Citation
Warner, M., Caspary, K., Arshan, N., Stites, R., Padilla, C., Park, C., Patel, D., Wolf, B., Astudillo, S., Harless, E., Ammah-Tagoe, N., McCracken, M. & Adelman, N. SRI International. (2015). Taking stock of the California Linked Learning District Initiative. Sixth-year evaluation report. Menlo Park, CA: SRI International.
Abstract
This report from SRI International’s multiyear evaluation of the California’s Linked Learning District Initiative is the first to include end-of-high school outcomes for students in Linked Learning pathways, and confirms many of the promising findings from previous years. Compared with similar peers in traditional high school programs, students participating in certified Linked Learning pathways are more likely to graduate from high school, less likely to drop out, and earn, on average, more credits. In addition, certified pathways are doing just as well as traditional high school programs at helping students complete the a–g requirements even as they retain more students who might otherwise have dropped out and are unlikely to pursue the full college preparatory curriculum. Certified pathway students also have better college readiness outcomes than similar students in traditional high school programs.
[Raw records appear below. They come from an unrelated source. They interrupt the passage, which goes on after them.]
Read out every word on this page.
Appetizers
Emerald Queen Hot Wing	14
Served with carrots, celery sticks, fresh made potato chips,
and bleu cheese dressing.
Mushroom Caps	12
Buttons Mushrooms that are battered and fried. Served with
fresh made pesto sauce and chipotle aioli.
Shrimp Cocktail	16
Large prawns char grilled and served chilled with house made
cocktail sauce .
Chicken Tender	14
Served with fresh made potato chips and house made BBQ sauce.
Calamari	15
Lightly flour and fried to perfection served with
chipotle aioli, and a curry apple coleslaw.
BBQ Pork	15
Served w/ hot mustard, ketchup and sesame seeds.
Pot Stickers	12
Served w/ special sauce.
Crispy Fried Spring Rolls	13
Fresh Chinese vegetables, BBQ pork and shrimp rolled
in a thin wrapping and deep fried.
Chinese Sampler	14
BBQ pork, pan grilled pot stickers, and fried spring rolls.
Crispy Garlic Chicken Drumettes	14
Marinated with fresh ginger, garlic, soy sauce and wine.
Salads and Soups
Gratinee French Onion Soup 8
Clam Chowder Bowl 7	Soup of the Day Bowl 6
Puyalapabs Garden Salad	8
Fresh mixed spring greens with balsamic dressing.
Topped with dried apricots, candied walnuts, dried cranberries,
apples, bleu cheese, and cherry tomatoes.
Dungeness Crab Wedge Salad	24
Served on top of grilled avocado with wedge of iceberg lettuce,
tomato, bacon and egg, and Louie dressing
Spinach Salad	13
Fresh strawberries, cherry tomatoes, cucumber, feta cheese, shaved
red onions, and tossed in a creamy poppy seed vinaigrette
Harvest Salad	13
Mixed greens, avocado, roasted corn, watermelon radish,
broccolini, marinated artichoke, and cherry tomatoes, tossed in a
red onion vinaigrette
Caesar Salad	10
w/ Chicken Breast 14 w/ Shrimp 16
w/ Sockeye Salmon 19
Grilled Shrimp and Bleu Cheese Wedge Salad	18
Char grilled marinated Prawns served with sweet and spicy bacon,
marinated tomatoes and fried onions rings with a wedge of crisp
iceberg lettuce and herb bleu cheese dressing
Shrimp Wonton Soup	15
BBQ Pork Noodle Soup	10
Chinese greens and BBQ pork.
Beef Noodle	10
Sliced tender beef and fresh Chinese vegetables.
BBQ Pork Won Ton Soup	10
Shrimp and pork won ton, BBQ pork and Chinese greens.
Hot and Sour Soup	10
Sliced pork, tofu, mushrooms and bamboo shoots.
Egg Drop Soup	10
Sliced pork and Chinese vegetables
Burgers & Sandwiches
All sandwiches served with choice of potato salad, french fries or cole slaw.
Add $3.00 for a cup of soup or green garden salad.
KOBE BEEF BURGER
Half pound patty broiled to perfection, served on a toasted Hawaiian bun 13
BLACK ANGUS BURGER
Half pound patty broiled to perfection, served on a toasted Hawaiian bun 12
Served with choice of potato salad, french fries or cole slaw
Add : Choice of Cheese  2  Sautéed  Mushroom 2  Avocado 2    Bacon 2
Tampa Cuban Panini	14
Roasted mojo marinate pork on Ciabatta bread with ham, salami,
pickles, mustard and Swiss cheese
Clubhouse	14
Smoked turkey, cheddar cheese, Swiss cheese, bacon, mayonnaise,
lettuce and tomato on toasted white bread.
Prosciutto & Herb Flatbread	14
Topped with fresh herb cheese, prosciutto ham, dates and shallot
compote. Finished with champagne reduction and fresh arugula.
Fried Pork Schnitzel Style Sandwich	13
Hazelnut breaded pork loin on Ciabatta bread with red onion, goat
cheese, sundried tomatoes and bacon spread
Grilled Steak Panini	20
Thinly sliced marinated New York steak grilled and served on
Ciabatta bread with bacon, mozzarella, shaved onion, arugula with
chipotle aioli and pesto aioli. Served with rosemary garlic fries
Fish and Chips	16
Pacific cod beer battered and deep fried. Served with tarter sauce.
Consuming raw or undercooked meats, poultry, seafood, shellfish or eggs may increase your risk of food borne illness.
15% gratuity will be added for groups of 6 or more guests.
These promising graduation and college readiness findings hold for students coming into Linked Learning with low prior achievement levels.
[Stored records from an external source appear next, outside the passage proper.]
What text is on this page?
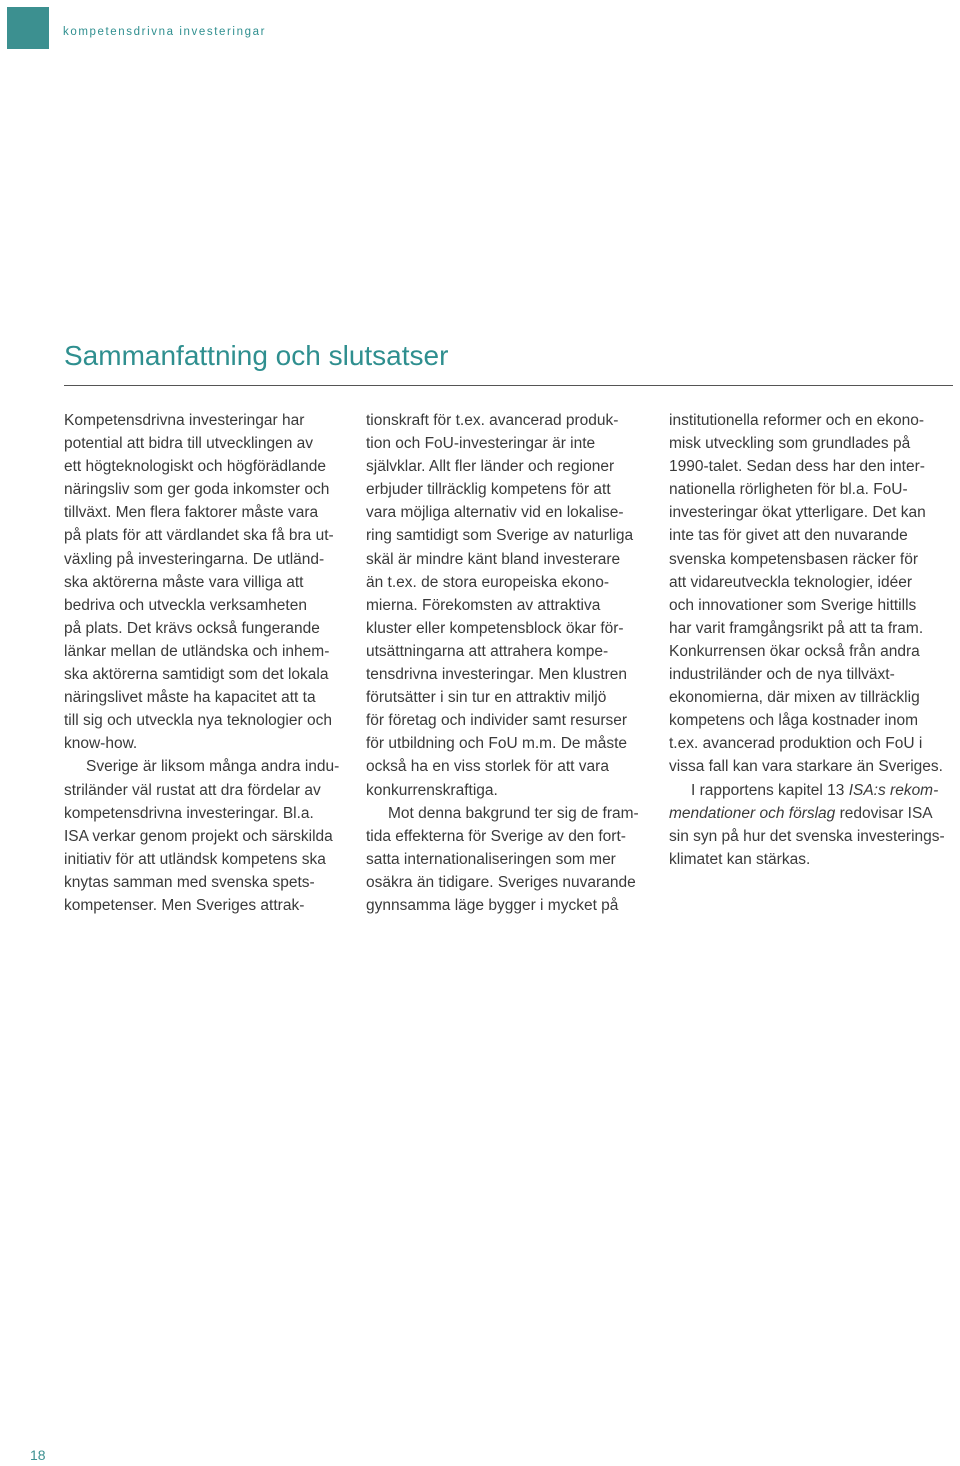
kompetensdrivna investeringar
Sammanfattning och slutsatser
Kompetensdrivna investeringar har
potential att bidra till utvecklingen av
ett högteknologiskt och högförädlande
näringsliv som ger goda inkomster och
tillväxt. Men flera faktorer måste vara
på plats för att värdlandet ska få bra ut-
växling på investeringarna. De utländ-
ska aktörerna måste vara villiga att
bedriva och utveckla verksamheten
på plats. Det krävs också fungerande
länkar mellan de utländska och inhem-
ska aktörerna samtidigt som det lokala
näringslivet måste ha kapacitet att ta
till sig och utveckla nya teknologier och
know-how.
Sverige är liksom många andra indu-
striländer väl rustat att dra fördelar av
kompetensdrivna investeringar. Bl.a.
ISA verkar genom projekt och särskilda
initiativ för att utländsk kompetens ska
knytas samman med svenska spets-
kompetenser. Men Sveriges attrak-
tionskraft för t.ex. avancerad produk-
tion och FoU-investeringar är inte
självklar. Allt fler länder och regioner
erbjuder tillräcklig kompetens för att
vara möjliga alternativ vid en lokalise-
ring samtidigt som Sverige av naturliga
skäl är mindre känt bland investerare
än t.ex. de stora europeiska ekono-
mierna. Förekomsten av attraktiva
kluster eller kompetensblock ökar för-
utsättningarna att attrahera kompe-
tensdrivna investeringar. Men klustren
förutsätter i sin tur en attraktiv miljö
för företag och individer samt resurser
för utbildning och FoU m.m. De måste
också ha en viss storlek för att vara
konkurrenskraftiga.
Mot denna bakgrund ter sig de fram-
tida effekterna för Sverige av den fort-
satta internationaliseringen som mer
osäkra än tidigare. Sveriges nuvarande
gynnsamma läge bygger i mycket på
institutionella reformer och en ekono-
misk utveckling som grundlades på
1990-talet. Sedan dess har den inter-
nationella rörligheten för bl.a. FoU-
investeringar ökat ytterligare. Det kan
inte tas för givet att den nuvarande
svenska kompetensbasen räcker för
att vidareutveckla teknologier, idéer
och innovationer som Sverige hittills
har varit framgångsrikt på att ta fram.
Konkurrensen ökar också från andra
industriländer och de nya tillväxt-
ekonomierna, där mixen av tillräcklig
kompetens och låga kostnader inom
t.ex. avancerad produktion och FoU i
vissa fall kan vara starkare än Sveriges.
I rapportens kapitel 13 ISA:s rekom-
mendationer och förslag redovisar ISA
sin syn på hur det svenska investerings-
klimatet kan stärkas.
18
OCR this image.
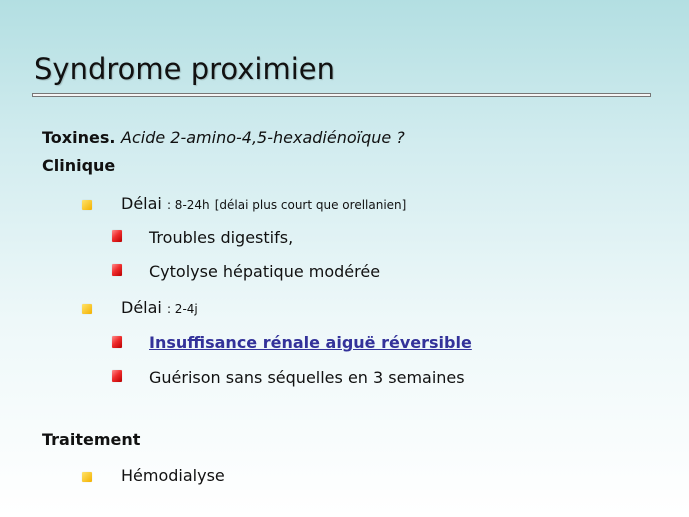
Syndrome proximien
Toxines. Acide 2-amino-4,5-hexadiénoïque ?
Clinique
Délai : 8-24h [délai plus court que orellanien]
Troubles digestifs,
Cytolyse hépatique modérée
Délai : 2-4j
Insuffisance rénale aiguë réversible
Guérison sans séquelles en 3 semaines
Traitement
Hémodialyse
These positive outcomes for certified pathway students, however, do not accrue to students in non-certified pathways. Certification indicates that pathways have implemented certain structures such as integration of career technical education course sequences and work-based learning experiences into students’ program of study. The lack of positive findings for non-certified pathways suggest that it is critical for these structures to be in place to produce positive effects on student outcomes. These results, as well as more detail about the sustainability of the initiative, pathway quality and fidelity, and student access and equity to pathways are available in the sixth-year evaluation report.